F**k the Truck
November 2, 2012 9:58 AM   Subscribe

Every weekday my commute is either easy -- because there are almost no big trucks on the road -- or terrible -- because the freeway is packed with a solid line of big trucks. Why is it like that? What do I not understand about shipping, trucking and/or logistics that makes this such an either/or proposition?

This is on the 5 freeway in L.A, and I travel in the Burbank/Glendale/Elysian Park area.

Mondays and Fridays, anecdotally, seem to be the easy days. Today I literally saw one, solitary large truck, and my commute was a breeze. Other days -- without exaggeration -- feature a solid wall of large trucks. Semis and containers, that sort of thing. Often there will one or two lanes solidly packed with a line of trucks as far as the eye can see.

Why is it like that? What do I not understand about shipping rhythms? Is it different at different times of the year? This is the commute I do to take my kid to school, so I don't do it during the summer and vacation periods. Is it different then? Or is my thesis wrong altogether and it's just some weird coincidences involving the section of freeway I travel, and the days/times of the week I do so. Edumacate me, please!
posted by BlahLaLa to Grab Bag (11 answers total) 3 users marked this as a favorite
 
Are you always driving at the same time? In Oregon and Washington, at least, there are restrictions on the times when the largest trucks can go through urban areas -- so they tend to hit the road right after those restrictions end.
posted by croutonsupafreak at 10:01 AM on November 2, 2012


Response by poster: I am always driving this stretch of freeway between 7:30 - 8am, on weekdays only.
posted by BlahLaLa at 10:05 AM on November 2, 2012


Best answer: Sometimes shipping companies do not let drivers keep freight out over the weekends if they aren't moving it somewhere - maybe they are having to pick it up somewhere on Monday, and taking it to somewhere else that causes them to be going through there on Tues-Thurs?

I used to work for a place that would get shipments from overseas, and we could never have a delivery first thing Monday morning, because it would require the trucker to keep the container over the weekend, which they didn't allow.
posted by needlegrrl at 10:16 AM on November 2, 2012


Which direction are you going on the freeway in the morning? Is it only your side of the freeway that's packed with trucks Tuesday, Wednesday, and Thursday?
posted by Dansaman at 10:22 AM on November 2, 2012


Response by poster: I'm traveling south, and I haven't spent too much time looking at the other side of the freeway.
posted by BlahLaLa at 10:40 AM on November 2, 2012


That freeway links to the 710 to the Port of Los Angeles; especially with trucks with containers, maybe it has to do with when a ship comes in with cargo that has to go north?
posted by akgerber at 10:43 AM on November 2, 2012 [1 favorite]

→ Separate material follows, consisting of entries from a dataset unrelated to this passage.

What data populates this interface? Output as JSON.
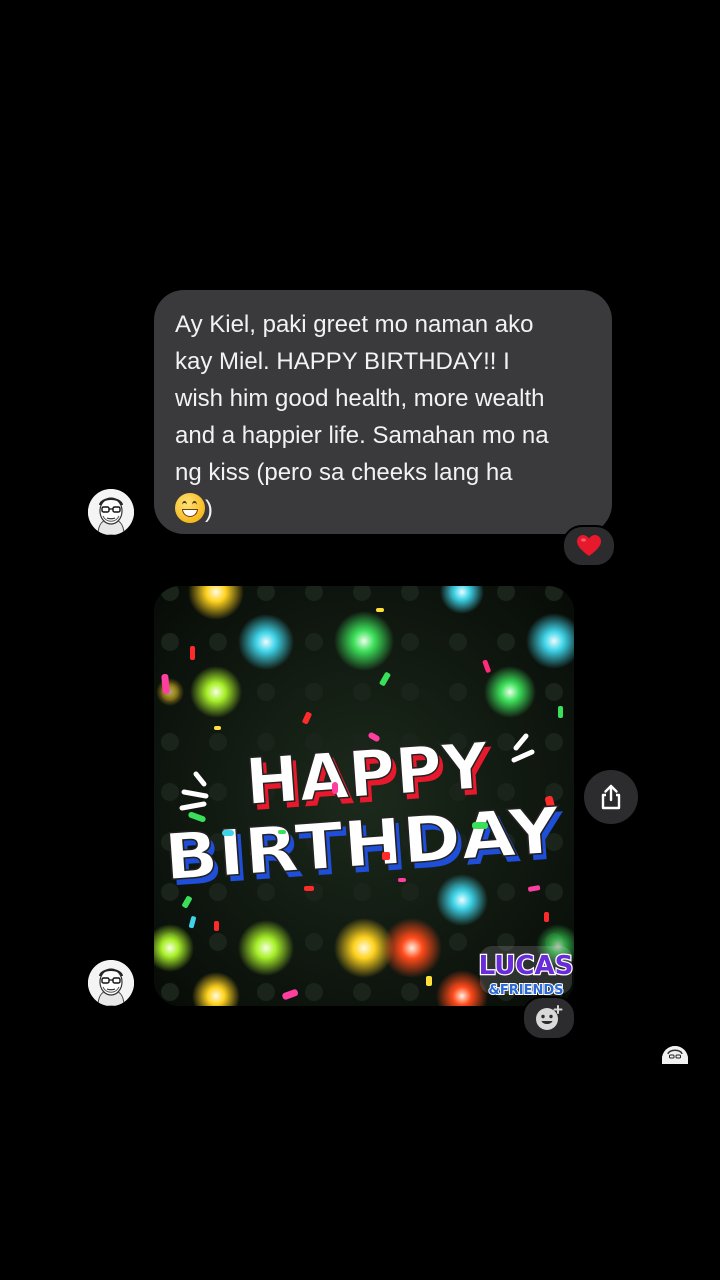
{
  "conversation": {
    "messages": [
      {
        "type": "text",
        "lines": [
          "Ay Kiel, paki greet mo naman ako",
          "kay Miel. HAPPY BIRTHDAY!! I",
          "wish him good health, more wealth",
          "and a happier life. Samahan mo na",
          "ng kiss (pero sa cheeks lang ha",
          ")"
        ],
        "reaction": "heart-icon"
      },
      {
        "type": "gif",
        "title_line1": "HAPPY",
        "title_line2": "BIRTHDAY",
        "brand_line1": "LUCAS",
        "brand_line2": "&FRIENDS",
        "actions": [
          "share-icon",
          "add-reaction-icon"
        ]
      }
    ]
  },
  "colors": {
    "background": "#000000",
    "bubble": "#3a3a3c",
    "text": "#f2f2f2",
    "heart": "#e8192c"
  }
}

Best answer: When I was still in shipping, and it's been several years since I left the industry, the majority of our vessels had deadlines for container delivery at the ports on Thursdays (for overnight vessel loading and Friday sailing dates). This was for freight bound for Asia and Aus/NZ.
posted by vignettist at 11:32 AM on November 2, 2012


Do you know if they are mainly trucks with removable 20' and 40' ocean shipping containers, or are they just standard tractor trailer trucks?
posted by Dansaman at 11:48 AM on November 2, 2012


Response by poster: It's a mix of trucks and containers -- not sure of the percentages.
posted by BlahLaLa at 12:27 PM on November 2, 2012


Best answer: There are a lot of distribution warehouses all along the 5 and 605 freeways, and trucks heading south on a weekday morning are presumably returning from night time delivery runs to points north. So to me this sounds more like tractor trailers than ocean shipping containers, which you see heavily on the 710 freeway but it doesn't seem that such trucks would be heading south on the 5 on weekday mornings.

Why not on Monday: presumably no deliveries were made to northern points on Sunday, thus no trucks coming back on Monday morning.

Why not on Friday: harder to say but I would guess if these drivers don't deliver on Sunday, then maybe they need one other day of the week they don't deliver, and maybe that's Thursday (if they didn't deliver on Saturday, then the two day gap on the weekend would be too long, so maybe they mostly deliver on Monday, Tuesday, Wednesday, Friday, and Saturday and that's why you only see southbound weekday truck traffic on Tuesday, Wednesday, and Thursday). Just a guess though.
posted by Dansaman at 1:01 PM on November 2, 2012


Response by poster: Well the only thing I've really noticed since asking this question is that I'm seeing more semis and fewer container trucks. I marked a few best answers just because they seemed logical.